Fairfax Media published another article over the weekend that cited information provided by Centrelink, including details of Fox's interactions with Centrelink and her claims history.
Minister for Human Services Alan Tudge insisted that the government is allowed to release a person's private information under social services laws in order to correct the record.
"In cases where people have gone to the media with statements that are incorrect or misleading ... we are able to release information about the person for the purposes of correcting a mistake," he told Parliament on Tuesday.
"It allows the correction of false information which has been placed into the media."
During Senate Estimates on Tuesday, Australian Information and Privacy Commissioner Timothy Pilgrim requested that DHS consider the sensitivity of the information it holds, and said he would be looking into the release of personal information from within the department, but stressed that he was not opening a formal investigation at this stage.
Pilgrim did say, however, that there are particular circumstances where laws that govern the operation of a government organisation are able to override those present in the Privacy Act.
As the Centrelink debt recovery fiasco was unfolding in early January, Pilgrim said his office had been in contact with DHS, as well as the Office of the Commonwealth Ombudsman; however, no investigation into the matter was opened as a result.

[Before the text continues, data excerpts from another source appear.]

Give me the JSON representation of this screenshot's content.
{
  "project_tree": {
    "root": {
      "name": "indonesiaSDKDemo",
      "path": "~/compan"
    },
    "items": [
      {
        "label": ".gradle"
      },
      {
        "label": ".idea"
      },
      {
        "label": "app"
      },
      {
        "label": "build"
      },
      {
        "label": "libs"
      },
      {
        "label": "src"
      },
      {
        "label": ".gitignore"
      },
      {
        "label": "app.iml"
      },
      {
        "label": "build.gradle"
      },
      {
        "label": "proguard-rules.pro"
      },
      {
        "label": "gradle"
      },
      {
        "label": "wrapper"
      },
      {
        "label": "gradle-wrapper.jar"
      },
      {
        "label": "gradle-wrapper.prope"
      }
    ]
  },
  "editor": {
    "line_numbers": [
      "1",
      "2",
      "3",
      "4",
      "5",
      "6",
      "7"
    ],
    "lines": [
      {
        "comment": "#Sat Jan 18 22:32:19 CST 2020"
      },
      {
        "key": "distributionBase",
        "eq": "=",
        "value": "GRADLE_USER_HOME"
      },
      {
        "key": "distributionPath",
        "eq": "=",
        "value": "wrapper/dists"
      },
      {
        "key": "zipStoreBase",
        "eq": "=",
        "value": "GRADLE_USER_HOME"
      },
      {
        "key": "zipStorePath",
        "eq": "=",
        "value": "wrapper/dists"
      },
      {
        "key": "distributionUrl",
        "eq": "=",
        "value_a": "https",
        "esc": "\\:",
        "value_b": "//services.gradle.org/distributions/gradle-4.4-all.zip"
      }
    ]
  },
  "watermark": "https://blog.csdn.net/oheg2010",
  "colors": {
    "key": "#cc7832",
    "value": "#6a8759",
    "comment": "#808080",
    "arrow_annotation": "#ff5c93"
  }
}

"My office works closely with DHS and other government agencies to ensure they understand their privacy obligations and adopt best practice when undertaking data-matching activities," Pilgrim said at the time.

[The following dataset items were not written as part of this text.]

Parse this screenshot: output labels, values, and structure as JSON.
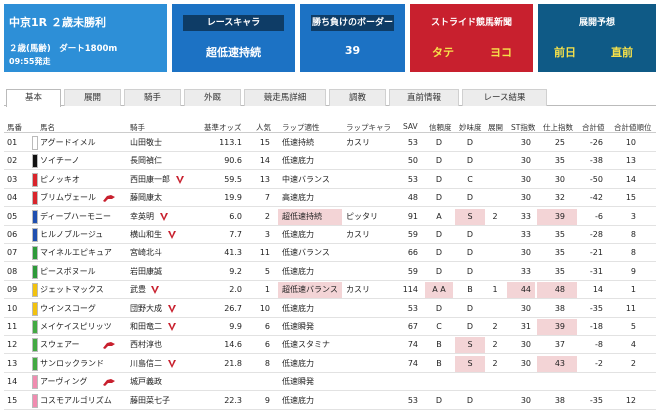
{
  "race": {
    "title": "中京1R ２歳未勝利",
    "line2": "２歳(馬齢)　ダート1800m",
    "line3": "09:55発走"
  },
  "cards": {
    "racecara": {
      "label": "レースキャラ",
      "value": "超低速持続"
    },
    "border": {
      "label": "勝ち負けのボーダー",
      "value": "39"
    },
    "stride": {
      "label": "ストライド競馬新聞",
      "tate": "タテ",
      "yoko": "ヨコ"
    },
    "tenkai": {
      "label": "展開予想",
      "zenjitsu": "前日",
      "chokuzen": "直前"
    }
  },
  "tabs": [
    "基本",
    "展開",
    "騎手",
    "外厩",
    "競走馬詳細",
    "調教",
    "直前情報",
    "レース結果"
  ],
  "columns": [
    "馬番",
    "馬名",
    "騎手",
    "基準オッズ",
    "人気",
    "ラップ適性",
    "ラップキャラ",
    "SAV",
    "信頼度",
    "妙味度",
    "展開",
    "ST指数",
    "仕上指数",
    "合計値",
    "合計値順位"
  ],
  "colors": {
    "accent_blue": "#2d8fd7",
    "dark_blue": "#1c72c4",
    "red": "#c8202e",
    "navy": "#0f5a86",
    "highlight": "#f3d4d6"
  },
  "rows": [
    {
      "num": "01",
      "color": "#ffffff",
      "name": "アグードイメル",
      "jockey": "山田敬士",
      "odds": "113.1",
      "pop": "15",
      "lap": "低速持続",
      "char": "カスリ",
      "sav": "53",
      "trust": "D",
      "myomi": "D",
      "tenkai": "",
      "st": "30",
      "shiage": "25",
      "total": "-26",
      "rank": "10",
      "icon": ""
    },
    {
      "num": "02",
      "color": "#111111",
      "name": "ソイチーノ",
      "jockey": "長岡禎仁",
      "odds": "90.6",
      "pop": "14",
      "lap": "低速底力",
      "char": "",
      "sav": "50",
      "trust": "D",
      "myomi": "D",
      "tenkai": "",
      "st": "30",
      "shiage": "35",
      "total": "-38",
      "rank": "13",
      "icon": ""
    },
    {
      "num": "03",
      "color": "#d9242b",
      "name": "ピノッキオ",
      "jockey": "西田康一郎",
      "odds": "59.5",
      "pop": "13",
      "lap": "中速バランス",
      "char": "",
      "sav": "53",
      "trust": "D",
      "myomi": "C",
      "tenkai": "",
      "st": "30",
      "shiage": "30",
      "total": "-50",
      "rank": "14",
      "icon": "spur"
    },
    {
      "num": "04",
      "color": "#d9242b",
      "name": "ブリムヴェール",
      "jockey": "藤岡康太",
      "odds": "19.9",
      "pop": "7",
      "lap": "高速底力",
      "char": "",
      "sav": "48",
      "trust": "D",
      "myomi": "D",
      "tenkai": "",
      "st": "30",
      "shiage": "32",
      "total": "-42",
      "rank": "15",
      "icon": "horse"
    },
    {
      "num": "05",
      "color": "#1f4fb0",
      "name": "ディープハーモニー",
      "jockey": "幸英明",
      "odds": "6.0",
      "pop": "2",
      "lap": "超低速持続",
      "char": "ピッタリ",
      "sav": "91",
      "trust": "A",
      "myomi": "S",
      "tenkai": "2",
      "st": "33",
      "shiage": "39",
      "total": "-6",
      "rank": "3",
      "icon": "spur"
    },
    {
      "num": "06",
      "color": "#1f4fb0",
      "name": "ヒルノブルージュ",
      "jockey": "横山和生",
      "odds": "7.7",
      "pop": "3",
      "lap": "低速底力",
      "char": "カスリ",
      "sav": "59",
      "trust": "D",
      "myomi": "D",
      "tenkai": "",
      "st": "33",
      "shiage": "35",
      "total": "-28",
      "rank": "8",
      "icon": "spur"
    },
    {
      "num": "07",
      "color": "#2e9a3a",
      "name": "マイネルエピキュア",
      "jockey": "宮崎北斗",
      "odds": "41.3",
      "pop": "11",
      "lap": "低速バランス",
      "char": "",
      "sav": "66",
      "trust": "D",
      "myomi": "D",
      "tenkai": "",
      "st": "30",
      "shiage": "35",
      "total": "-21",
      "rank": "8",
      "icon": ""
    },
    {
      "num": "08",
      "color": "#2e9a3a",
      "name": "ピースボヌール",
      "jockey": "岩田康誠",
      "odds": "9.2",
      "pop": "5",
      "lap": "低速底力",
      "char": "",
      "sav": "59",
      "trust": "D",
      "myomi": "D",
      "tenkai": "",
      "st": "33",
      "shiage": "35",
      "total": "-31",
      "rank": "9",
      "icon": ""
    },
    {
      "num": "09",
      "color": "#f2c20e",
      "name": "ジェットマックス",
      "jockey": "武豊",
      "odds": "2.0",
      "pop": "1",
      "lap": "超低速バランス",
      "char": "カスリ",
      "sav": "114",
      "trust": "A A",
      "myomi": "B",
      "tenkai": "1",
      "st": "44",
      "shiage": "48",
      "total": "14",
      "rank": "1",
      "icon": "spur"
    },
    {
      "num": "10",
      "color": "#f2c20e",
      "name": "ウインスコーグ",
      "jockey": "団野大成",
      "odds": "26.7",
      "pop": "10",
      "lap": "低速底力",
      "char": "",
      "sav": "53",
      "trust": "D",
      "myomi": "D",
      "tenkai": "",
      "st": "30",
      "shiage": "38",
      "total": "-35",
      "rank": "11",
      "icon": "spur"
    },
    {
      "num": "11",
      "color": "#43a943",
      "name": "メイケイスピリッツ",
      "jockey": "和田竜二",
      "odds": "9.9",
      "pop": "6",
      "lap": "低速瞬発",
      "char": "",
      "sav": "67",
      "trust": "C",
      "myomi": "D",
      "tenkai": "2",
      "st": "31",
      "shiage": "39",
      "total": "-18",
      "rank": "5",
      "icon": "spur"
    },
    {
      "num": "12",
      "color": "#43a943",
      "name": "スウェアー",
      "jockey": "西村淳也",
      "odds": "14.6",
      "pop": "6",
      "lap": "低速スタミナ",
      "char": "",
      "sav": "74",
      "trust": "B",
      "myomi": "S",
      "tenkai": "2",
      "st": "30",
      "shiage": "37",
      "total": "-8",
      "rank": "4",
      "icon": "horse"
    },
    {
      "num": "13",
      "color": "#43a943",
      "name": "サンロックランド",
      "jockey": "川島信二",
      "odds": "21.8",
      "pop": "8",
      "lap": "低速底力",
      "char": "",
      "sav": "74",
      "trust": "B",
      "myomi": "S",
      "tenkai": "2",
      "st": "30",
      "shiage": "43",
      "total": "-2",
      "rank": "2",
      "icon": "spur"
    },
    {
      "num": "14",
      "color": "#f08cb0",
      "name": "アーヴィング",
      "jockey": "城戸義政",
      "odds": "",
      "pop": "",
      "lap": "低速瞬発",
      "char": "",
      "sav": "",
      "trust": "",
      "myomi": "",
      "tenkai": "",
      "st": "",
      "shiage": "",
      "total": "",
      "rank": "",
      "icon": "horse"
    },
    {
      "num": "15",
      "color": "#f08cb0",
      "name": "コスモアルゴリズム",
      "jockey": "藤田菜七子",
      "odds": "22.3",
      "pop": "9",
      "lap": "低速底力",
      "char": "",
      "sav": "53",
      "trust": "D",
      "myomi": "D",
      "tenkai": "",
      "st": "30",
      "shiage": "38",
      "total": "-35",
      "rank": "12",
      "icon": ""
    }
  ]
}
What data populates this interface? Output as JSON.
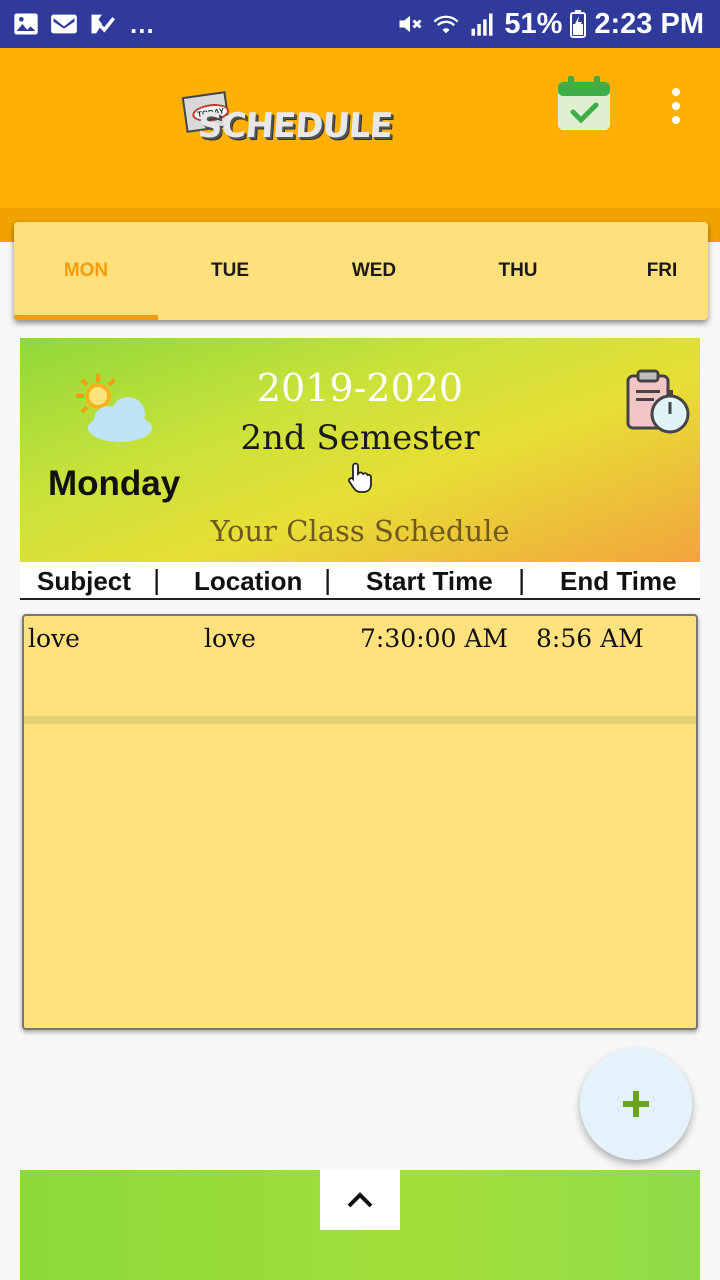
{
  "status_bar": {
    "overflow": "...",
    "battery": "51%",
    "time": "2:23 PM"
  },
  "app_bar": {
    "logo_today": "TODAY",
    "logo_text": "SCHEDULE"
  },
  "tabs": [
    {
      "label": "MON",
      "active": true
    },
    {
      "label": "TUE",
      "active": false
    },
    {
      "label": "WED",
      "active": false
    },
    {
      "label": "THU",
      "active": false
    },
    {
      "label": "FRI",
      "active": false
    }
  ],
  "hero": {
    "day": "Monday",
    "year": "2019-2020",
    "semester": "2nd Semester",
    "subtitle": "Your Class Schedule"
  },
  "columns": {
    "subject": "Subject",
    "location": "Location",
    "start_time": "Start Time",
    "end_time": "End Time",
    "separator": "|"
  },
  "schedule": [
    {
      "subject": "love",
      "location": "love",
      "start": "7:30:00 AM",
      "end": "8:56 AM"
    }
  ],
  "fab": {
    "icon": "plus-icon"
  },
  "colors": {
    "status_bar": "#2f3a9a",
    "app_bar": "#ffb000",
    "tab_bg": "#ffe07a",
    "tab_active": "#f39c12",
    "card_bg": "#ffe27e",
    "fab_bg": "#e3f2fb",
    "fab_icon": "#6aa31c"
  }
}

"We also undertake assessments (formerly termed audits) of DHS' data-matching activities to ensure that the personal information collected through these processes continues to be managed in accordance with the Privacy Act 1988."
In February, the Senate passed a motion to initiate an inquiry into the "robo-debt" system that will be chaired by Greens Senator Rachel Siewert.

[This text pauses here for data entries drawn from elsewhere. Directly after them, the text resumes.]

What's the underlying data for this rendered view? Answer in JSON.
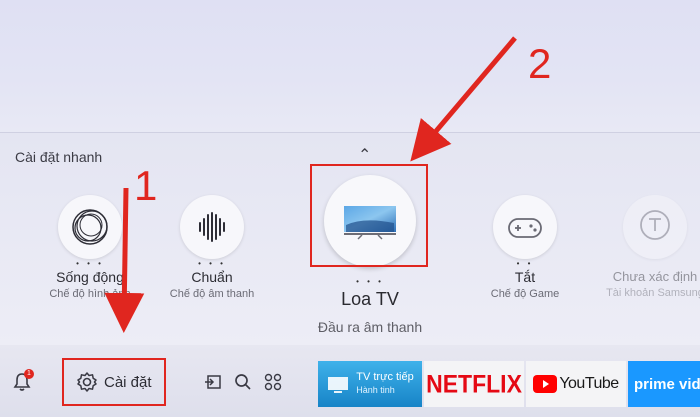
{
  "quick_settings": {
    "title": "Cài đặt nhanh",
    "items": [
      {
        "label": "Sống động",
        "sub": "Chế độ hình ảnh",
        "icon": "picture-mode-icon"
      },
      {
        "label": "Chuẩn",
        "sub": "Chế độ âm thanh",
        "icon": "sound-wave-icon"
      },
      {
        "label": "Loa TV",
        "sub": "Đầu ra âm thanh",
        "icon": "tv-speaker-icon"
      },
      {
        "label": "Tắt",
        "sub": "Chế độ Game",
        "icon": "gamepad-icon"
      },
      {
        "label": "Chưa xác định",
        "sub": "Tài khoản Samsung",
        "icon": "account-icon"
      }
    ]
  },
  "bottom_bar": {
    "notification_count": "1",
    "settings_label": "Cài đặt",
    "apps": {
      "tv_live_label": "TV trực tiếp",
      "tv_live_sub": "Hành tinh",
      "netflix": "NETFLIX",
      "youtube": "YouTube",
      "prime": "prime vid"
    }
  },
  "annotations": {
    "step1": "1",
    "step2": "2"
  },
  "colors": {
    "annotation_red": "#e0261f",
    "netflix_red": "#e50914",
    "youtube_red": "#ff0000",
    "prime_blue": "#1a98ff"
  }
}
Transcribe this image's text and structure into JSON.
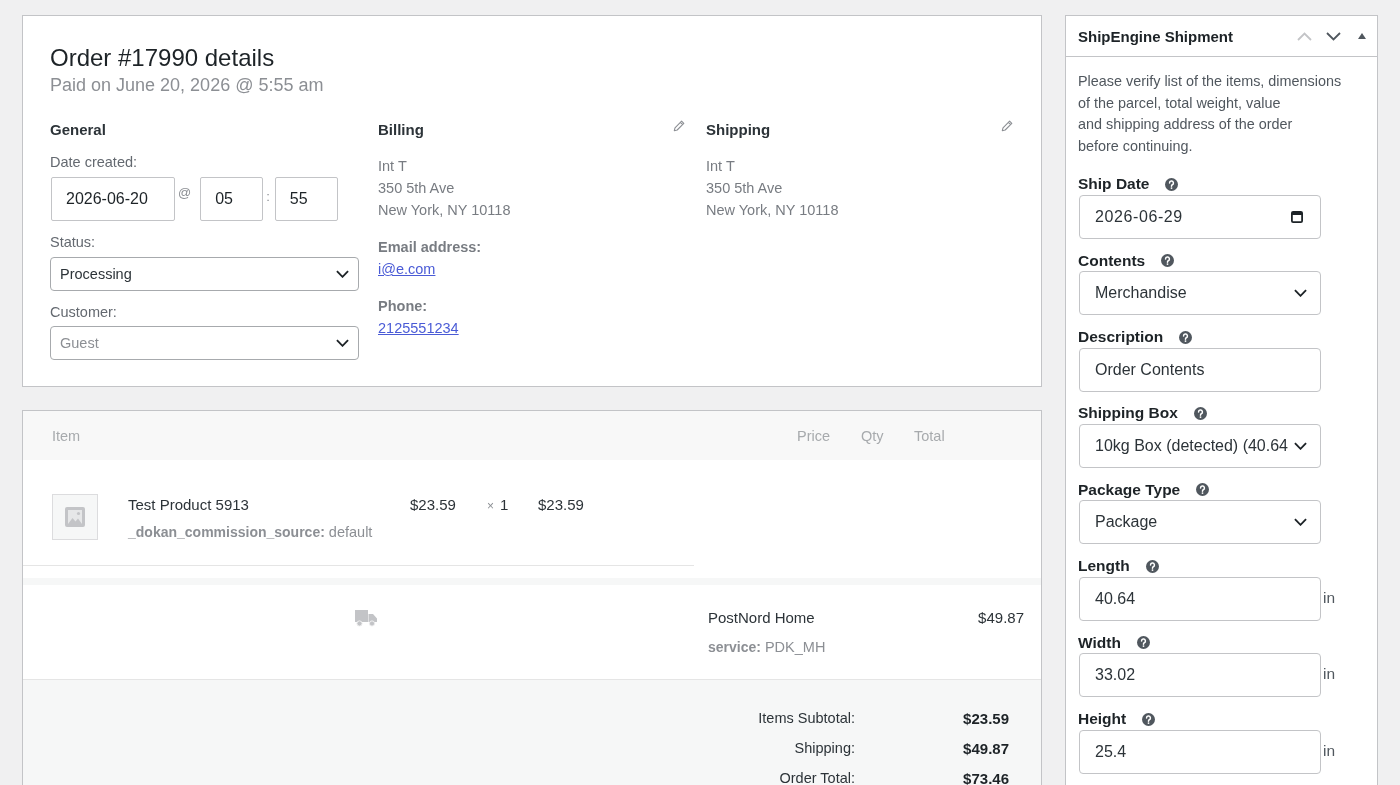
{
  "order": {
    "title": "Order #17990 details",
    "subtitle": "Paid on June 20, 2026 @ 5:55 am"
  },
  "general": {
    "heading": "General",
    "date_label": "Date created:",
    "date": "2026-06-20",
    "date_separator": "@",
    "hour": "05",
    "time_separator": ":",
    "minute": "55",
    "status_label": "Status:",
    "status": "Processing",
    "customer_label": "Customer:",
    "customer_placeholder": "Guest"
  },
  "billing": {
    "heading": "Billing",
    "address_lines": [
      "Int T",
      "350 5th Ave",
      "New York, NY 10118"
    ],
    "email_label": "Email address:",
    "email": "i@e.com",
    "phone_label": "Phone:",
    "phone": "2125551234"
  },
  "shipping": {
    "heading": "Shipping",
    "address_lines": [
      "Int T",
      "350 5th Ave",
      "New York, NY 10118"
    ]
  },
  "items_table": {
    "columns": [
      "Item",
      "Price",
      "Qty",
      "Total"
    ],
    "rows": [
      {
        "name": "Test Product 5913",
        "meta": [
          {
            "key": "_dokan_commission_source:",
            "value": "default"
          }
        ],
        "price": "$23.59",
        "qty_prefix": "×",
        "qty": "1",
        "total": "$23.59"
      }
    ]
  },
  "shipping_line": {
    "method": "PostNord Home",
    "meta": [
      {
        "key": "service:",
        "value": "PDK_MH"
      }
    ],
    "cost": "$49.87"
  },
  "totals": [
    {
      "label": "Items Subtotal:",
      "value": "$23.59"
    },
    {
      "label": "Shipping:",
      "value": "$49.87"
    },
    {
      "label": "Order Total:",
      "value": "$73.46"
    }
  ],
  "shipengine_panel": {
    "title": "ShipEngine Shipment",
    "move_up": {
      "disabled": true
    },
    "move_down": {
      "disabled": false
    },
    "expanded": true,
    "description_lines": [
      "Please verify list of the items, dimensions",
      "of the parcel, total weight, value",
      "and shipping address of the order",
      "before continuing."
    ],
    "fields": [
      {
        "kind": "date",
        "label": "Ship Date",
        "value": "2026-06-29"
      },
      {
        "kind": "select",
        "label": "Contents",
        "value": "Merchandise"
      },
      {
        "kind": "text",
        "label": "Description",
        "value": "Order Contents"
      },
      {
        "kind": "select",
        "label": "Shipping Box",
        "value": "10kg Box (detected) (40.64"
      },
      {
        "kind": "select",
        "label": "Package Type",
        "value": "Package"
      },
      {
        "kind": "number",
        "label": "Length",
        "value": "40.64",
        "unit": "in"
      },
      {
        "kind": "number",
        "label": "Width",
        "value": "33.02",
        "unit": "in"
      },
      {
        "kind": "number",
        "label": "Height",
        "value": "25.4",
        "unit": "in"
      }
    ]
  }
}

DHS announced in December it had implemented the online compliance system in July and said it was finding approximately AU$4.5 million that had gone awry each day. With this, the federal government hopes to improve the nation's Budget by AU$2.1 billion over the next four years.
The new system automatically compares the income people declare to the Australian Taxation Office against income declared to Centrelink. When it detects a disparity, Centrelink automatically issues a debt notice and that debt comes with a 10 percent recovery fee.
One large error in the Centrelink system is that it was incorrectly calculating a recipient's income, basing a recipient's fortnightly pay on their annual salary rather than taking a cumulative 26-week snapshot of what an individual was paid.
Previously, Community and Public Sector Union (CPSU) national secretary Nadine Flood said she was looking forward to the Senate inquiry in order to shine a light on what has caused the "shameful robo-debt crisis".
"The Department of Human Services has been far more concerned with gagging its staff and fudging its performance indicators than fixing this mess, so this is an important opportunity for staff to speak openly about how things have gone so wrong and their suggestions to maintain the integrity of our welfare system without the unnecessary collateral damage," Flood said.
"Our members were warning for months that this automated debt system would not work, but this is an agency where the bosses don't listen to their staff. The situation has highlighted the dysfunctional workplace culture across this agency, and the damage caused by years of budget cuts and the 5,000 jobs that have been slashed."
Prime Minister Malcolm Turnbull previously called the debt recovery system "quite appropriate" and said it boils down to the fact that the government has an obligation to ensure that Australia's "very extensive and generous" social welfare system is allocated correctly.
Tudge said on Tuesday the government would continue with the controversial debt recovery system in order to protect taxpayers' money.